I didn't sleep a wink all night (literally). I was a bundle of nerves and fear.
What was this going to be like?
Would I remember anything?
What if they don't get any eggs?
What if we get eggs but then they don't do what they're supposed to do?
We were showered and on the road by 3 a.m. I did catch a few zzz's on the way (bless my husband for always driving everywhere we go!!).
We were the first retrieval on the schedule and it literally felt like we were the only ones there (besides the doctors and nurses!).
It was almost go time! Our nurse, anesthesiologist, and doctor all came in and took turns getting me ready for the procedure. I was:
Adorned with a beautiful hospital gown
Covered in warm blankets (best thing about surgery)
Provided a cap for my head so you can't see what kind of hair day I was having
Told about the anesthesia they would be using (it would be deep sedation rather than general anesthesia - comparable to what you'd have for a colonoscopy)
Given warm fuzzy socks
Kissed goodbye by Brian
Wheeled off to the OR
I hate that I remember getting onto the table and situating my body so my legs were up in the air, exposed for all to see.
I hate that it doesn't even bother me that much anymore because I've been through it so many times.
I hate that sometimes my body doesn't even feel like it's my own.
Next thing I know, I'm waking up in my room with Brian and the nurse by my side. Groggy and disoriented, I begin crying, worried they aren't going to find any eggs.
The doctor comes in and lets us know they got 6 eggs. I start crying all over again because 6 is a low number. The average number of eggs gotten during retrieval is 10-20 (I've done my research).

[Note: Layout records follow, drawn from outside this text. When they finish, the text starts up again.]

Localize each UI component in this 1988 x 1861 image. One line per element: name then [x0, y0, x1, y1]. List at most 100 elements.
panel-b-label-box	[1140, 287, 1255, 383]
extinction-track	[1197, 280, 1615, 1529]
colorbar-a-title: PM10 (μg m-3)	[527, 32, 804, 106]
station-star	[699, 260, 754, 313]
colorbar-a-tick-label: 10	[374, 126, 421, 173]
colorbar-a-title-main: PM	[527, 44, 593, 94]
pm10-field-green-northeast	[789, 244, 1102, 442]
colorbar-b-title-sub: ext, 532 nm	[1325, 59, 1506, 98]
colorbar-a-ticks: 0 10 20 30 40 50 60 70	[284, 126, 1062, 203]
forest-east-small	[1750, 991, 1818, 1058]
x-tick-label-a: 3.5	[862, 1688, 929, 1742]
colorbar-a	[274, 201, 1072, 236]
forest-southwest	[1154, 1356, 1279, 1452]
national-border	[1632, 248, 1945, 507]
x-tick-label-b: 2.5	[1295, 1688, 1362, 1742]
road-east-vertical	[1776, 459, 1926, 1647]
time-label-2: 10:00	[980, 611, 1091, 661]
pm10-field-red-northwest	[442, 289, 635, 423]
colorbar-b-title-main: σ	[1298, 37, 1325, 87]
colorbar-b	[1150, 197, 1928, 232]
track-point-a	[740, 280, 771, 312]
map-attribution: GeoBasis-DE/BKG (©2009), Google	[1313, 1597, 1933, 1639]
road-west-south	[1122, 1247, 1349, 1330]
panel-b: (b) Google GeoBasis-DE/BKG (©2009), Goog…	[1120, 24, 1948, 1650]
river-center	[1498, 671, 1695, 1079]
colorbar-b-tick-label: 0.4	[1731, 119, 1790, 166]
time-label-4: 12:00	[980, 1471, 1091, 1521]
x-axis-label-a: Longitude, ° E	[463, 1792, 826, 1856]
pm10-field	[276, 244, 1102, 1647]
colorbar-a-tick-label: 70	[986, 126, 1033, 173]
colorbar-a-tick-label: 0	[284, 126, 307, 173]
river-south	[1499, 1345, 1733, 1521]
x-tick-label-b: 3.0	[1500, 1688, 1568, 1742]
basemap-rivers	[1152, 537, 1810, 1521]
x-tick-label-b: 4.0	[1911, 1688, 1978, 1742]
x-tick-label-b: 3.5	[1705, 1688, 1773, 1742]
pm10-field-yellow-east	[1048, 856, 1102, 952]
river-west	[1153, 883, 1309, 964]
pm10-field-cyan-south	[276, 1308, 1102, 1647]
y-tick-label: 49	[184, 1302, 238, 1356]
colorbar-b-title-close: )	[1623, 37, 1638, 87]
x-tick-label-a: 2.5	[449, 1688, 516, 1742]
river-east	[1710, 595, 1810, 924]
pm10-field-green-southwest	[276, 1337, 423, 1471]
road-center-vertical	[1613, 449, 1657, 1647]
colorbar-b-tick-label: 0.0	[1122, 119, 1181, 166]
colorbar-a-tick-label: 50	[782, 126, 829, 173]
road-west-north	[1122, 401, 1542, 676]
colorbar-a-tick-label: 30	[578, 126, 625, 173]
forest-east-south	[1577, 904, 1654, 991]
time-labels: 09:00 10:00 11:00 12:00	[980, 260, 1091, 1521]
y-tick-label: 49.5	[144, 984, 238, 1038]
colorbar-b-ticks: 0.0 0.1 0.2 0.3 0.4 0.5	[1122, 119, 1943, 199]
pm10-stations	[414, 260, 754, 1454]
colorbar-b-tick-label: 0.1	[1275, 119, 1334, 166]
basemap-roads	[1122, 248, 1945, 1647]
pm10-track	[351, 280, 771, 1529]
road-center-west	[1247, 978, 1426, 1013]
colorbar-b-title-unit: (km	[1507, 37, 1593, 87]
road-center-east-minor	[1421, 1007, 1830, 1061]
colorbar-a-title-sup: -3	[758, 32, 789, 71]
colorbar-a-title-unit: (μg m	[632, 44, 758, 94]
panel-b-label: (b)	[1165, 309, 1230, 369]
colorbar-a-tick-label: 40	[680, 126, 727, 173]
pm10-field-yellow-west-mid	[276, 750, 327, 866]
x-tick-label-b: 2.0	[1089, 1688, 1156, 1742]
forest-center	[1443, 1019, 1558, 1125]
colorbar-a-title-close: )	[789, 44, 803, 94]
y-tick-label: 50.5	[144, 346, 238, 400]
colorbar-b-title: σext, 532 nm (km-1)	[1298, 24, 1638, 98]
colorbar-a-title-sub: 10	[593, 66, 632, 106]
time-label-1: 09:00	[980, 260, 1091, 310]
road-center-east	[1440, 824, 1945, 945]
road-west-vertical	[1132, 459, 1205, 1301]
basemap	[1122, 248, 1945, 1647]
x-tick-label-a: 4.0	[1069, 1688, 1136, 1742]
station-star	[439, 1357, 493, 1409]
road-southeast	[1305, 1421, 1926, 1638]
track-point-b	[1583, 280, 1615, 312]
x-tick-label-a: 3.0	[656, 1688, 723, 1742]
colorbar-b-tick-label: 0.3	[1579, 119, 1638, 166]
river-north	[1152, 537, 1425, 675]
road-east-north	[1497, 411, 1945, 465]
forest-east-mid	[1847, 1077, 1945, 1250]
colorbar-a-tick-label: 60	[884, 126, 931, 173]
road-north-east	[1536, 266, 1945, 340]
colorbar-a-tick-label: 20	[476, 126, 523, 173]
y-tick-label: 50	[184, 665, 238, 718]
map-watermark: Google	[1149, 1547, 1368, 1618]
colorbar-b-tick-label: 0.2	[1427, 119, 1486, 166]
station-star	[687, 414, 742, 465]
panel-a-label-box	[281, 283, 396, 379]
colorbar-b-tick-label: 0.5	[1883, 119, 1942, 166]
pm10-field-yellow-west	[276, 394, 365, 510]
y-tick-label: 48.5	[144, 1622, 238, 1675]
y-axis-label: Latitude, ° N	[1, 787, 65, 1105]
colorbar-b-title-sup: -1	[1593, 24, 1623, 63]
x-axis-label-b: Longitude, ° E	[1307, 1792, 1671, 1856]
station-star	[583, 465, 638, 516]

How did I only have 6 eggs? What did this mean for fertilization? Is there something wrong with me because they only got 6 eggs?
Brian took my hand in his, gave it a little squeeze, and said,
"We only need one, honey. We only need one."
I slept all the way home, all day and all night. If nothing else, as least I was rested!
The Next Week
The following 7 days can only be described as a horrible, scary roller coaster ride. Up then down, up then down, up then....
flipped upside down
twisted
reversed the other way
shot straight up
spun in 12 circles
spun in 12 circles the other way
shot forward
dropped straight down
.
.
.
all the while screaming
at the top of your lungs -
"GET ME OFF THIS &^#$@*% RIDE"
Wednesday, July 6
We found out the day following egg retrieval how many of our eggs fertilized.
We got four.
"We only need one, honey. We only need one."
Thursday, July 7
We road-tripped to one of our favorite places: Hochatown, Oklahoma.
Brian is so wonderful at anticipating when I might need a distraction, so he planned this getaway to happen while we were waiting for our embryo results.
We rented a cute little cabin in the mountains. We explored, drank good coffee, sang karaoke, watched a lot of Netflix, played backgammon, sat around the fire, challenged each other in PacMan, and snuggled on the deck swing where we allowed ourselves to dream.
We talked about our 4 embryos and what they would be like when they grew up.
We imagined how different our lives would be in 9 short months.
We dreamt of a day when our infertility journey would come to an end.
We even bought a freakin' Hochatown onesie for our baby.
We got excited.
Sunday, July 10
Today, we found out that 3 of our 4 embryos stopped developing.
We cried.
"We only need one, honey. We only need one."
Monday, July 11
It was time to drive back home.
After about 10 minutes on the road, we got the call we had been waiting for.
But not the news we had hoped for...
"I'm sorry, but your 4th embryo stopped developing."
We cried and cried and cried.
I don't think we've stopped crying yet.
Thanks for sharing your journey. My heart is breaking for you as well. (Lord God, you know the pain of this loving couple. I pray you will bless them with a child that will be loved beyond measure! Amen!)